Comme elle doit jouir de l’immortalité.

 

 

                                             II

 

              Volages enfants de l’espace

              Qui, dépouillant les vils haillons

              De quelque chenille vorace,

              En sortez brillants papillons ;

 

              Vous qui vous traîniez sur la terre

              Ou dans la fange des ruisseaux,

              Et qu’on voit ensuite, ô mystère !

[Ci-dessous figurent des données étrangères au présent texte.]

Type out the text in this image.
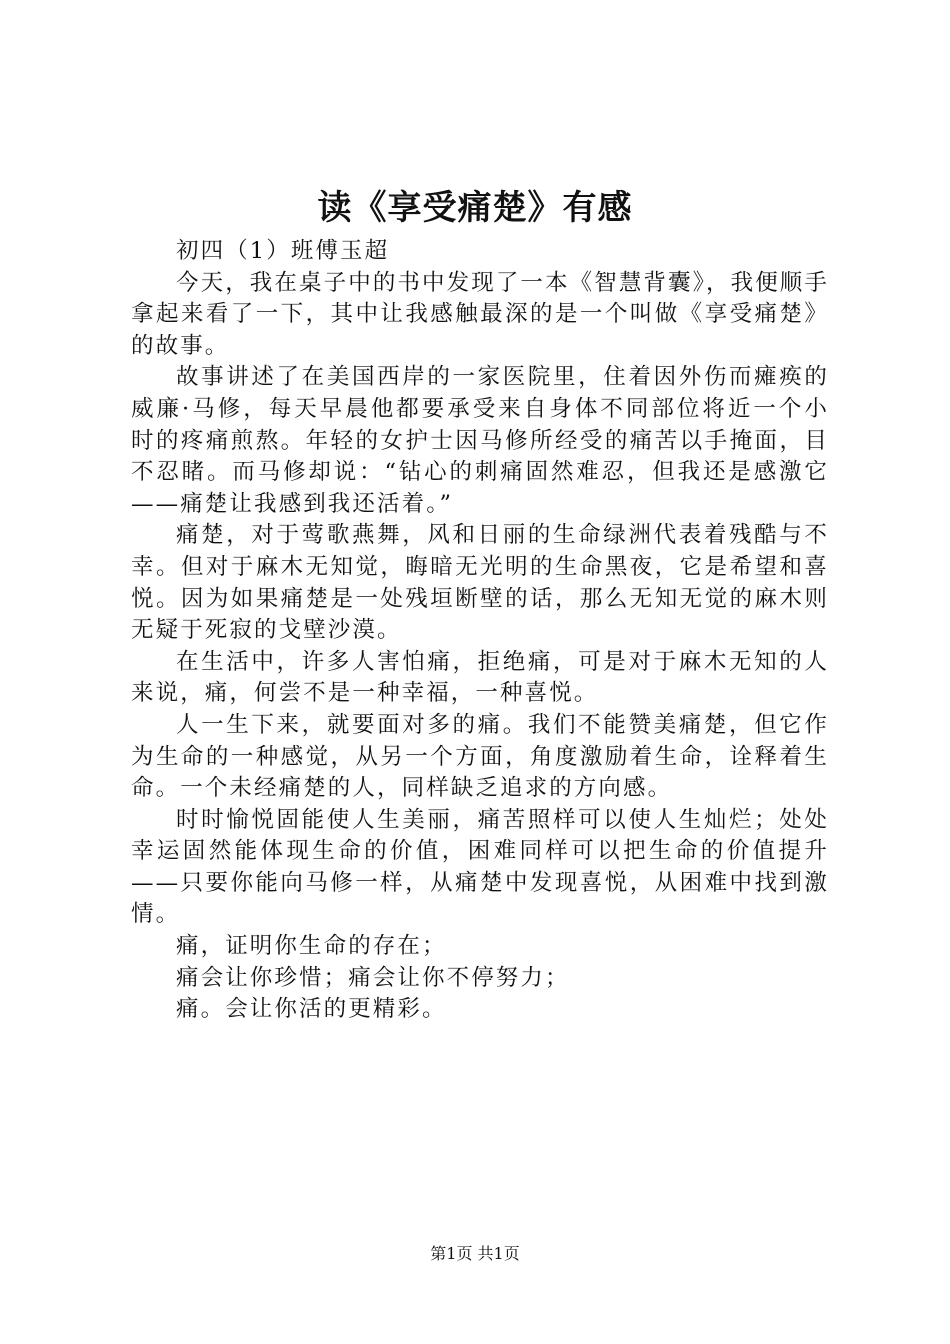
读《享受痛楚》有感

初四（1）班傅玉超

今天，我在桌子中的书中发现了一本《智慧背囊》，我便顺手拿起来看了一下，其中让我感触最深的是一个叫做《享受痛楚》的故事。

故事讲述了在美国西岸的一家医院里，住着因外伤而瘫痪的威廉·马修，每天早晨他都要承受来自身体不同部位将近一个小时的疼痛煎熬。年轻的女护士因马修所经受的痛苦以手掩面，目不忍睹。而马修却说：“钻心的刺痛固然难忍，但我还是感激它——痛楚让我感到我还活着。”

痛楚，对于莺歌燕舞，风和日丽的生命绿洲代表着残酷与不幸。但对于麻木无知觉，晦暗无光明的生命黑夜，它是希望和喜悦。因为如果痛楚是一处残垣断壁的话，那么无知无觉的麻木则无疑于死寂的戈壁沙漠。

在生活中，许多人害怕痛，拒绝痛，可是对于麻木无知的人来说，痛，何尝不是一种幸福，一种喜悦。

人一生下来，就要面对多的痛。我们不能赞美痛楚，但它作为生命的一种感觉，从另一个方面，角度激励着生命，诠释着生命。一个未经痛楚的人，同样缺乏追求的方向感。

时时愉悦固能使人生美丽，痛苦照样可以使人生灿烂；处处幸运固然能体现生命的价值，困难同样可以把生命的价值提升——只要你能向马修一样，从痛楚中发现喜悦，从困难中找到激情。

痛，证明你生命的存在；

痛会让你珍惜；痛会让你不停努力；

痛。会让你活的更精彩。

第1页 共1页
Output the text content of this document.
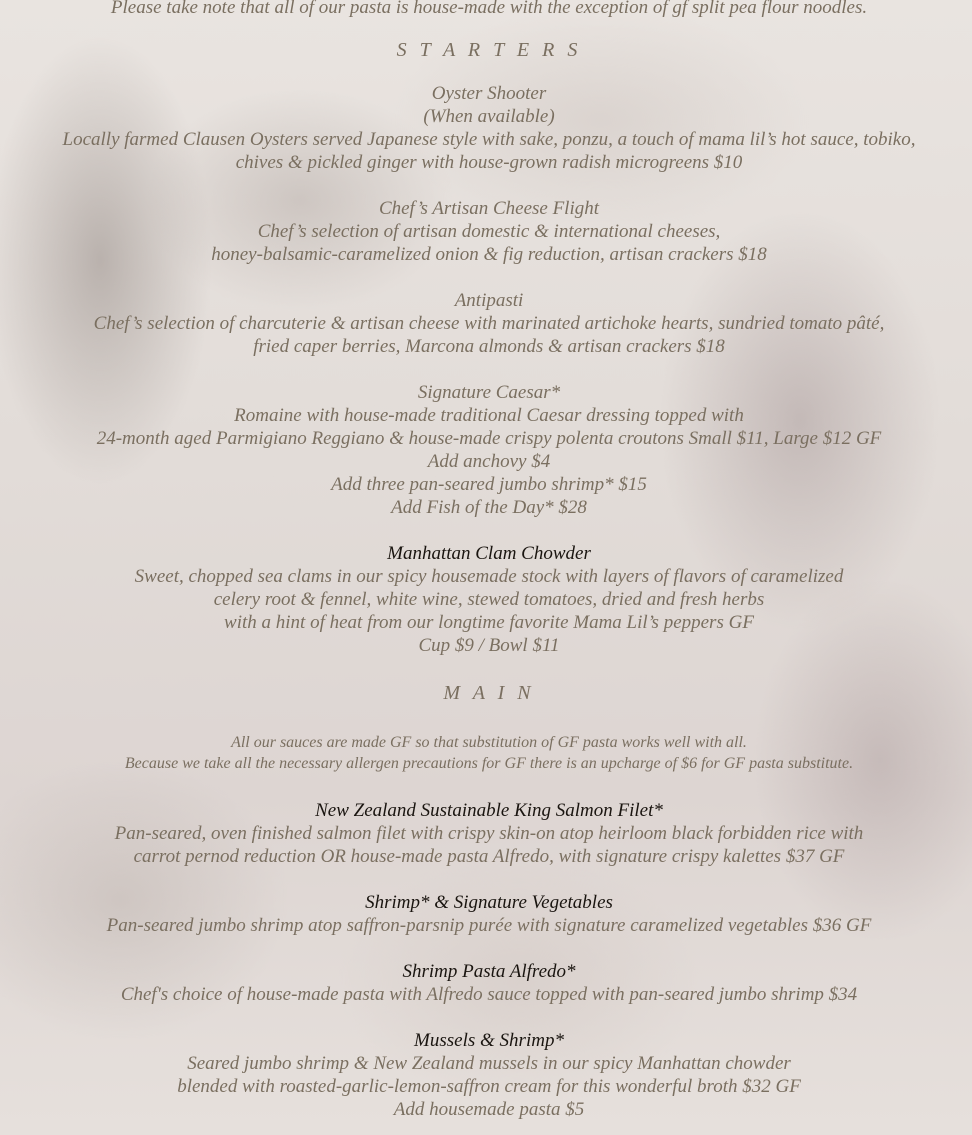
Please take note that all of our pasta is house-made with the exception of gf split pea flour noodles.
S T A R T E R S
Oyster Shooter
(When available)
Locally farmed Clausen Oysters served Japanese style with sake, ponzu, a touch of mama lil’s hot sauce, tobiko,
chives & pickled ginger with house-grown radish microgreens $10
Chef’s Artisan Cheese Flight
Chef’s selection of artisan domestic & international cheeses,
honey-balsamic-caramelized onion & fig reduction, artisan crackers $18
Antipasti
Chef’s selection of charcuterie & artisan cheese with marinated artichoke hearts, sundried tomato pâté,
fried caper berries, Marcona almonds & artisan crackers $18
Signature Caesar*
Romaine with house-made traditional Caesar dressing topped with
24-month aged Parmigiano Reggiano & house-made crispy polenta croutons Small $11, Large $12 GF
Add anchovy $4
Add three pan-seared jumbo shrimp* $15
Add Fish of the Day* $28
Manhattan Clam Chowder
Sweet, chopped sea clams in our spicy housemade stock with layers of flavors of caramelized
celery root & fennel, white wine, stewed tomatoes, dried and fresh herbs
with a hint of heat from our longtime favorite Mama Lil’s peppers GF
Cup $9 / Bowl $11
M A I N
All our sauces are made GF so that substitution of GF pasta works well with all.
Because we take all the necessary allergen precautions for GF there is an upcharge of $6 for GF pasta substitute.
New Zealand Sustainable King Salmon Filet*
Pan-seared, oven finished salmon filet with crispy skin-on atop heirloom black forbidden rice with
carrot pernod reduction OR house-made pasta Alfredo, with signature crispy kalettes $37 GF
Shrimp* & Signature Vegetables
Pan-seared jumbo shrimp atop saffron-parsnip purée with signature caramelized vegetables $36 GF
Shrimp Pasta Alfredo*
Chef's choice of house-made pasta with Alfredo sauce topped with pan-seared jumbo shrimp $34
Mussels & Shrimp*
Seared jumbo shrimp & New Zealand mussels in our spicy Manhattan chowder
blended with roasted-garlic-lemon-saffron cream for this wonderful broth $32 GF
Add housemade pasta $5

              Voler ainsi que les oiseaux ;

 

              De qui les formes gracieuses,

              Non moins que l’éclat des couleurs

              Et des teintes harmonieuses,

              Font de vous de vivantes fleurs ;

 

              Papillons, vous êtes l’emblème

              De ce que nous promet le sort,

              Et donnez la clé du problème

              Si redoutable de la mort.

 

              Car, n’est-ce point là vraiment chose

              Bien digne d’admiration

              Qu’une telle métamorphose,

              Que cette transformation ?

 

              Et lorsque la grande nature,

              Si féconde en faits merveilleux,

              Dans une infime créature

              Offre un tel exemple à nos yeux,

 

              Pourquoi ne point vouloir admettre

              Ce que nous ne comprenons pas ?

              Pourquoi prétendre que notre être

              S’anéantit par le trépas,

 

              Que rien ne saurait nous survivre

              Dès que nous venons d’expirer,

              Et que la mort qui nous délivre

              Doit aussi nous désespérer ?

 

              Ah ! sans doute, c’est un mystère

              Que nul ne peut approfondir,

              Et, gardant son secret, la terre

              Ne cesse de nous engloutir.

 

              Pourtant l’invincible espérance

              Doit nous soutenir malgré tout ;

              Et si nous n’avons l’assurance

              De revivre dans le grand Tout,

 

              Si notre enveloppe mortelle

              Doit un jour se désagréger

              Sans que rien ne subsiste d’elle,

              Pas même en un corps étranger,

 

              Du moins notre âme incorruptible

              Ne saurait partager son sort,

              Quelque ténébreuse et terrible

              Que nous apparaisse la mort.

 

              En vain, en son positivisme,

              Concluant à l’affreux néant,

              Le triste matérialisme

              Me montre-t-il le trou béant,

 

              Le gouffre où tout s’écroule et tombe :

              Espoirs, bonheurs, rêves charmants,

              Et m’assure-t-il que la tombe

              Est oublieuse des serments,

 

              Qu’elle ne sait rien de nos peines,

              Qu’indifférente à nos douleurs,

              Nul écho des choses humaines

              Ne peut troubler ses profondeurs,

 

              Si je perds une tête chère,

              Des enfants tendrement aimés,

              Force m’est de rendre à la terre

              Les corps dont ils furent formés ;

 

              Je gémis sur mon infortune,

              Que voulut la fatalité,

              Et subis de la loi commune

              L’inexorable égalité.

 

              Mais dans la douleur qui m’accable

              La foi chrétienne me soutient,

              Car si la mort est implacable,

              La foi console le chrétien ;

 

              Elle lui laisse l’espérance

              – Si douce aux cœurs endoloris –

              Qu’en un monde exempt de souffrance

              Il reverra ses morts chéris,

 

              Le corps étant la chrysalide

              Dont l’âme se doit dégager

              Pour s’élancer, pure et splendide,

              Ainsi qu’un papillon léger,

 

              Vers la source de la lumière,

              Vers Dieu, son principe et son but,

              Après avoir à la matière

              Par la mort payé son tribut.

 

 

 

Auguste ECK.

 

Paru dans L’Année des poètes en 1897.